Increased attraction to the CID means increasing rents and increasing waits for affordable housing. Rachta Danh, manager of CID affordable housing building the NP Hotel, said there is currently a minimum wait of two years for new residents to enter his building. A 10-year resident and two-year long resident here reported having had no wait and having had a waiting period of one year, respectively, showing the recent strain on affordable housing access in in the CID.

Within the Asian-American community living in CID affordable housing, the reasons to live in the CID are diverse. The IE spoke with three current residents who talked about why they want to or need to live in the neighborhood.

Amy and her family of four live in a three-bedroom, Section-8 subsidized apartment in the CID. She and her family have lived in the same apartment for nine years. Their monthly rent this year is $684, about 30 percent or so of the total cost of the apartment if it were offered at market rate. Amy noted the exact amount her family pays fluctuates slightly based on their income. Amy is grateful that she and her family were well-insulated from the recent rise in Seattle housing costs.

Amy works 14 hours a week at the CID Community Center which allows her to raise her 10 and 14-year old. “I’m lucky I don’t have to work more and can focus on raising my children,” she said. Amy’s husband, also from China originally, is the family’s main earner.

Amy’s husband is the head waiter at a Chinese restaurant that is a 10-minute drive from the CID. “He drives to his job because public transit cannot get him there easily. As such, we do have one car. My kids take the bus to and from school. I do not need a car because I work just by my apartment and have everything I need here in the CID.”

Amy loves the proximity to Asian markets, clinics that provide care in Mandarin, and the CID community center and meeting places. Amy is a fairly strong English speaker, but still recognizes it is a major benefit to access important services in in one’s native language and in one’s neighborhood.

Theresa is a Chinese-American retiree living on Social Security and savings. She has lived in the United States since the early 1970s and is a strong English speaker. A former hairdresser who is now currently without an income, she pays $481 per month for a publicly subsidized studio in the CID. Teresa has lived in her current apartment for 10 years. She says she loves her building because it is clean and well-run. And she loves the CID’s location and the transit-richness of the area. For her, the transportation benefits were clearly the biggest draw.

“You do not need a car here. There is absolutely no reason,” she says. Not needing a car, Theresa is able to save a significant amount of money and enjoy Sound Transit’s senior discounts.

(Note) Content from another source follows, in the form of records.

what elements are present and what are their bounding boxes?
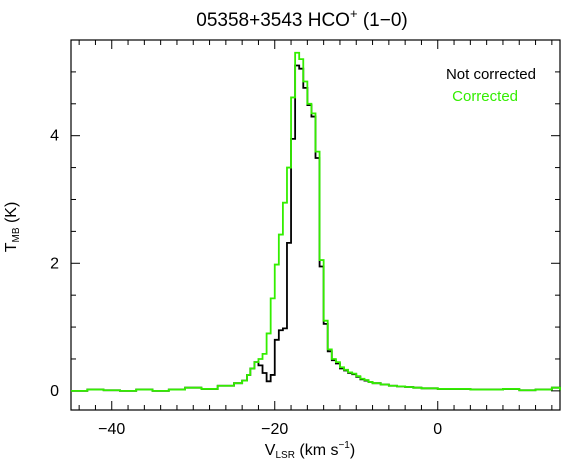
chart-title-prefix: 05358+3543 HCO: [196, 10, 350, 31]
legend-entry-not-corrected: Not corrected: [446, 66, 536, 83]
chart-title-suffix: (1−0): [358, 10, 408, 31]
chart-title-superscript: +: [350, 6, 358, 21]
y-tick-label: 4: [50, 128, 59, 145]
series-group: [71, 51, 561, 392]
x-axis-label-main: V: [265, 442, 276, 459]
series-line-corrected: [71, 51, 561, 392]
x-tick-label: −20: [261, 421, 288, 438]
y-axis-ticks: 0 2 4: [50, 39, 560, 400]
x-tick-label: −40: [98, 421, 125, 438]
legend-entry-corrected: Corrected: [452, 88, 518, 105]
x-axis-label-sub: LSR: [275, 450, 294, 459]
x-axis-ticks: −40 −20 0: [78, 40, 553, 438]
legend: Not corrected Corrected: [446, 66, 536, 105]
y-axis-label-units: (K): [3, 202, 20, 228]
y-axis-label-main: T: [3, 242, 20, 252]
x-tick-label: 0: [433, 421, 442, 438]
x-axis-label-sup: −1: [338, 440, 350, 451]
y-tick-label: 0: [50, 383, 59, 400]
x-axis-label: VLSR (km s−1): [265, 440, 355, 459]
y-axis-label: TMB (K): [3, 202, 22, 253]
plot-frame: [70, 39, 561, 411]
y-axis-label-sub: MB: [11, 227, 22, 242]
y-tick-label: 2: [50, 255, 59, 272]
x-axis-label-units: (km s: [295, 442, 339, 459]
x-axis-label-close: ): [350, 442, 355, 459]
chart-title: 05358+3543 HCO+ (1−0): [196, 6, 407, 31]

Wei is a Chinese immigrant who has lived in the United States for 10 years. She speaks English well. She has lived in her current apartment for two years after waiting for one year to secure a unit. An employed caregiver working in the CID, Wei pays $600 in rent for a publicly-subsidized studio very similar to Theresa’s. According to her apartment manager, this is 30 to 40 percent of the market rate for a studio.

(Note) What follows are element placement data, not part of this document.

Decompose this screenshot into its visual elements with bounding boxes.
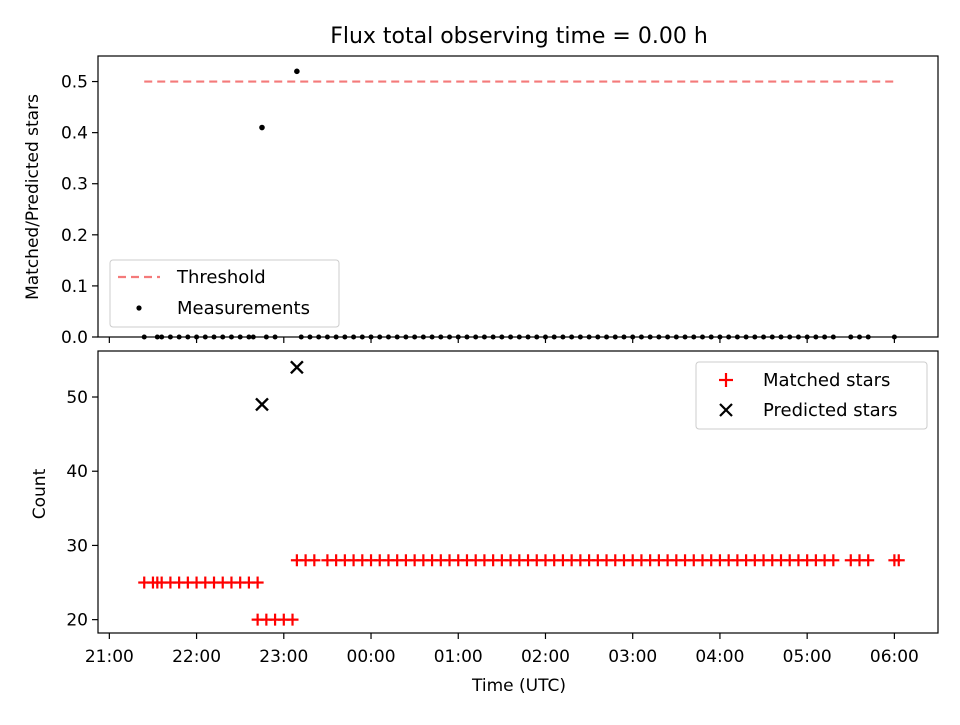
top-legend: Threshold Measurements: [109, 259, 340, 328]
measurement-point: [294, 68, 300, 75]
legend-matched-swatch: [719, 373, 733, 387]
top-y-tick-label: 0.1: [61, 277, 88, 297]
predicted-star-point: [255, 397, 269, 412]
x-tick-label: 00:00: [347, 647, 396, 667]
x-tick-label: 22:00: [172, 647, 221, 667]
top-y-tick-label: 0.3: [61, 175, 88, 195]
top-y-tick-label: 0.5: [61, 73, 88, 93]
bottom-x-ticks: 21:00 22:00 23:00 00:00 01:00 02:00 03:00 04:00…: [85, 633, 919, 667]
matched-star-point: [308, 554, 321, 567]
x-tick-label: 21:00: [85, 647, 134, 667]
x-tick-label: 04:00: [695, 647, 744, 667]
x-tick-label: 01:00: [434, 647, 483, 667]
top-panel: Flux total observing time = 0.00 h Match…: [23, 24, 939, 348]
predicted-star-point: [290, 360, 304, 375]
bottom-y-tick-label: 40: [66, 462, 88, 482]
legend-matched-label: Matched stars: [763, 370, 890, 391]
matched-star-point: [251, 576, 264, 589]
legend-predicted-swatch: [719, 403, 733, 417]
bottom-y-axis-label: Count: [30, 468, 50, 519]
x-axis-label: Time (UTC): [471, 676, 566, 696]
x-tick-label: 23:00: [259, 647, 308, 667]
top-y-axis-label: Matched/Predicted stars: [23, 94, 43, 300]
bottom-y-ticks: 20 30 40 50: [66, 388, 98, 631]
matched-star-point: [827, 554, 840, 567]
top-y-ticks: 0.0 0.1 0.2 0.3 0.4 0.5: [61, 73, 98, 348]
legend-predicted-label: Predicted stars: [763, 400, 897, 421]
legend-measurements-label: Measurements: [177, 298, 310, 319]
matched-star-point: [892, 554, 905, 567]
bottom-legend-box: [695, 361, 928, 430]
top-y-tick-label: 0.2: [61, 226, 88, 246]
bottom-y-tick-label: 30: [66, 536, 88, 556]
x-tick-label: 03:00: [608, 647, 657, 667]
predicted-stars-series: [255, 360, 304, 412]
bottom-y-tick-label: 50: [66, 388, 88, 408]
matched-star-point: [862, 554, 875, 567]
bottom-legend: Matched stars Predicted stars: [695, 361, 928, 430]
matched-star-point: [286, 613, 299, 626]
x-tick-label: 02:00: [521, 647, 570, 667]
legend-threshold-label: Threshold: [176, 267, 266, 288]
top-y-tick-label: 0.0: [61, 328, 88, 348]
bottom-panel: Count Time (UTC) 20 30 40 50 21:00 22:00 23:0…: [30, 350, 939, 696]
top-plot-frame: [97, 55, 939, 338]
x-tick-label: 05:00: [783, 647, 832, 667]
measurement-point: [259, 124, 265, 131]
bottom-y-tick-label: 20: [66, 611, 88, 631]
top-y-tick-label: 0.4: [61, 124, 88, 144]
legend-measurements-swatch: [136, 305, 142, 311]
chart-title: Flux total observing time = 0.00 h: [330, 24, 708, 49]
x-tick-label: 06:00: [870, 647, 919, 667]
top-legend-box: [109, 259, 340, 328]
bottom-plot-frame: [97, 350, 939, 634]
matched-stars-series: [138, 554, 905, 626]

Wei’s income is higher than Theresa’s, so she pays higher rent for a similar apartment. In contrast to Theresa, Wei does have a car, and she pays $125 a month to park near her apartment, and she noted that the parking fee is the largest negative for living in the CID. She uses her car to get around the city beyond the CID, especially when her American-born husband, who lives and works out state, visits her.

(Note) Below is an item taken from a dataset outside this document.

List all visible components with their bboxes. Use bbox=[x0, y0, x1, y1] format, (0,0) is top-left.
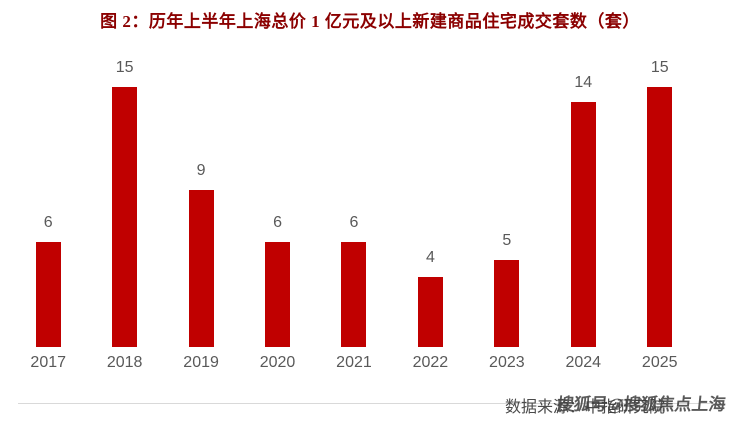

With Seattle’s housing more expensive and scarce, and affordable housing units not readily available for all of those who are eligible, the CID will attract people who are more interested in the convenience of the neighborhood rather than its cultural and linguistic benefits and services. For others, the transit and the cultural and linguistic services will remain an equal pull.

As Winkler Chin noted, many of the most elderly residents in the CID’s affordable housing buildings cannot drive nor speak English and most need to live in the CID. These are the very people who are left out of this article given the author’s lack of Cantonese or Mandarin language skills. According to Chin, for these elders the necessity of living in the CID is of tantamount concern.